Abdulla Zakirov (Note:
- 阿不都拉·扎克洛夫 (Ābùdūlā Zhākèluòfū)
- ئابدۇللا زاكىروف‎
) (27 February 1918 – 3 December 1981) was a Chinese politician who held high-ranking positions in his native Xinjiang. A Uyghur from the far-western city of Yining (Ghulja), he was a leader of the East Turkestan Revolutionary Party before joining the Chinese Communist Party after the incorporation of Xinjiang into the People's Republic of China (PRC) in 1949. His son Shohrat Zakir also became a prominent politician of the PRC.

== Biography ==
Born Abdulla Zakir on 27 February 1918 in Yining, Xinjiang Province, China, Abdulla spent most of his early life in the Soviet Union, where he received his higher education at a state university in Tashkent. Like many Soviet-educated Uyghur intellectuals at the time, he adopted the -ov suffix upon his return to Xinjiang to signify his higher education abroad. He founded the first Marxist–Leninist study group in the Northern Xinjiang district of Ili, and later joined the central executive committee of the East Turkestan Revolutionary Youth League. He then became a founding member and the secretary-general of the East Turkestan Revolutionary Party, which emerged from the Youth League and existed from 1946 to 1947.

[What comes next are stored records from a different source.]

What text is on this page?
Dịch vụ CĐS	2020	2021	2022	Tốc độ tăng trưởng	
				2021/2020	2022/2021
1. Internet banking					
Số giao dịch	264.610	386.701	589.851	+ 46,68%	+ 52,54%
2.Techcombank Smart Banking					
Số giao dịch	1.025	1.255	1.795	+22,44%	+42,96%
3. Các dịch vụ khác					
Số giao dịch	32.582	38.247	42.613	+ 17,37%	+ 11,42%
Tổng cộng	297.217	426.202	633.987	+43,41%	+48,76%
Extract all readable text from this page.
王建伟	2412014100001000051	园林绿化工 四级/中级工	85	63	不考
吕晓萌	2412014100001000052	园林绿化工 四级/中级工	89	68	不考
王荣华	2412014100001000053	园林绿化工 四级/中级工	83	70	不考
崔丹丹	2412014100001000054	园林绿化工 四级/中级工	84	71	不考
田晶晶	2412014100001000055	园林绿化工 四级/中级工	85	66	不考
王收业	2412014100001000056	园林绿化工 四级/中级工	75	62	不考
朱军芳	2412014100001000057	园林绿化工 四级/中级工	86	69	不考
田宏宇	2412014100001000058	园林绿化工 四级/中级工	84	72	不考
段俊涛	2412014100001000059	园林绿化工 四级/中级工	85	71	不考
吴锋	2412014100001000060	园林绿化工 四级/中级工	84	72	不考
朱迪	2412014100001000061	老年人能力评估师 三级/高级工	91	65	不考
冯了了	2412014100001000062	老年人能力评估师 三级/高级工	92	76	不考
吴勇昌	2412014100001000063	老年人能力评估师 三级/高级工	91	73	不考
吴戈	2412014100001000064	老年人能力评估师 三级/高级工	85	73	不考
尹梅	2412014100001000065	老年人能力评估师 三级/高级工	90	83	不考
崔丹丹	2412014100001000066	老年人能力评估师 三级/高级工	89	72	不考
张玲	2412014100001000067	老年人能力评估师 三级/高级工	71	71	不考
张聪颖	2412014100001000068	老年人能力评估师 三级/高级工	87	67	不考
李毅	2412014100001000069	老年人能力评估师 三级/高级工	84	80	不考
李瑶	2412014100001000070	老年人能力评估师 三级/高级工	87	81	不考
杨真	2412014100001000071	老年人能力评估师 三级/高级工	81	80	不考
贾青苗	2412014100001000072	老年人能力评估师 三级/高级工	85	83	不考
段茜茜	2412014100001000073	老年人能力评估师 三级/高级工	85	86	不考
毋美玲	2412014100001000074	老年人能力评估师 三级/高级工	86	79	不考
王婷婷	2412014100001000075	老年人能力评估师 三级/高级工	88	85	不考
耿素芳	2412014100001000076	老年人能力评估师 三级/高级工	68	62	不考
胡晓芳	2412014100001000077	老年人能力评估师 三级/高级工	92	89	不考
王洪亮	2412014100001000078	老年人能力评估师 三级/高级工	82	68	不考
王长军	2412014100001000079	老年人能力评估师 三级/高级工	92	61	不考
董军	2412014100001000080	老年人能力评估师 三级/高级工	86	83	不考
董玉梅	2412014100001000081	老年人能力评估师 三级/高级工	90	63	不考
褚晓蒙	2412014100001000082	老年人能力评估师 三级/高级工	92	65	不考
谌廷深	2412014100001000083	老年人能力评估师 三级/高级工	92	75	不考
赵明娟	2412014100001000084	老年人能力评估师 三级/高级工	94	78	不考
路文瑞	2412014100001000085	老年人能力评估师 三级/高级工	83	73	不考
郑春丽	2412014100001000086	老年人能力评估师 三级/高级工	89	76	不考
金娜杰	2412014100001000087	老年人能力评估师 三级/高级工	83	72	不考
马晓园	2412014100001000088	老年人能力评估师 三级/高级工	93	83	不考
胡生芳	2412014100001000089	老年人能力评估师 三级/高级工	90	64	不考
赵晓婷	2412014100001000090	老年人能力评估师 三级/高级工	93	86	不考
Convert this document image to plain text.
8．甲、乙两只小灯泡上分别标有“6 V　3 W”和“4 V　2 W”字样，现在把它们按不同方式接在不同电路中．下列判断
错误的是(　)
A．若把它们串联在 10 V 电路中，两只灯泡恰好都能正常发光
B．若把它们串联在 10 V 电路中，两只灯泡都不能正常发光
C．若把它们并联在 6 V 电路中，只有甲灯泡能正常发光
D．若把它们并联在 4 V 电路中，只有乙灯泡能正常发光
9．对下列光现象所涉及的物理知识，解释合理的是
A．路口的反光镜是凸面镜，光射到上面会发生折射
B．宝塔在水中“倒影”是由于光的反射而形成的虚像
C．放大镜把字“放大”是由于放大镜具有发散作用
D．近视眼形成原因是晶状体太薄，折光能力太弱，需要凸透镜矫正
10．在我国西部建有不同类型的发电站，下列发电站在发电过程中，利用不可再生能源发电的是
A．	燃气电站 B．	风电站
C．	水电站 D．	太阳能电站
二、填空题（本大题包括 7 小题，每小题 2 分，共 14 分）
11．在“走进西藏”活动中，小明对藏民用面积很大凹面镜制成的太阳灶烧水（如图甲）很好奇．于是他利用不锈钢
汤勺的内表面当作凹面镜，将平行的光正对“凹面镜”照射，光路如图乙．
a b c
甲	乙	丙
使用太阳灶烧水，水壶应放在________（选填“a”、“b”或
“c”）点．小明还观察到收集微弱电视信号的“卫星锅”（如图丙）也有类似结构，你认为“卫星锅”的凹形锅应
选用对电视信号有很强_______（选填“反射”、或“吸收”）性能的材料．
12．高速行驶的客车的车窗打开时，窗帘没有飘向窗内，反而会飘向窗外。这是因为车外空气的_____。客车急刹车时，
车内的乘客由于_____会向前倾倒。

On 30 December 1949, Abdulla and 14 other ethnic minority leaders (including several of his former ETRP colleagues) took an initiation oath at the local Chinese Communist Party (CCP) office in the provincial capital Dihua (present-day Ürümqi), following the incorporation of Xinjiang into the People's Republic of China (PRC) earlier that year. He then served in a number of prominent positions in Xinjiang, including Secretary-General of the Xinjiang Provincial People's Government, Vice-Chairman of the Xinjiang Uyghur Autonomous Regional Government, and member of the Standing Committee of the Xinjiang Uyghur Autonomous Regional Party Committee. He was also a delegate to the second National People's Congress. In 1951, during the Korean War, Abdulla accompanied Xi Zhongxun, the father of future CCP general secretary Xi Jinping, on a trip to Korea to meet and speak with cadres who had enlisted in the Chinese People's Volunteer Army. He then travelled with Liao Chengzhi to the frontlines to receive a briefing from the Korean People's Army (North Korean army).

Abdulla died in Ürümqi on 3 December 1981 at the age of 63. One of his sons, Shohrat Zakir, also became a Chinese statesman, most prominently serving as Chairman of the Xinjiang Uyghur Autonomous Regional Government from 2015 to 2021.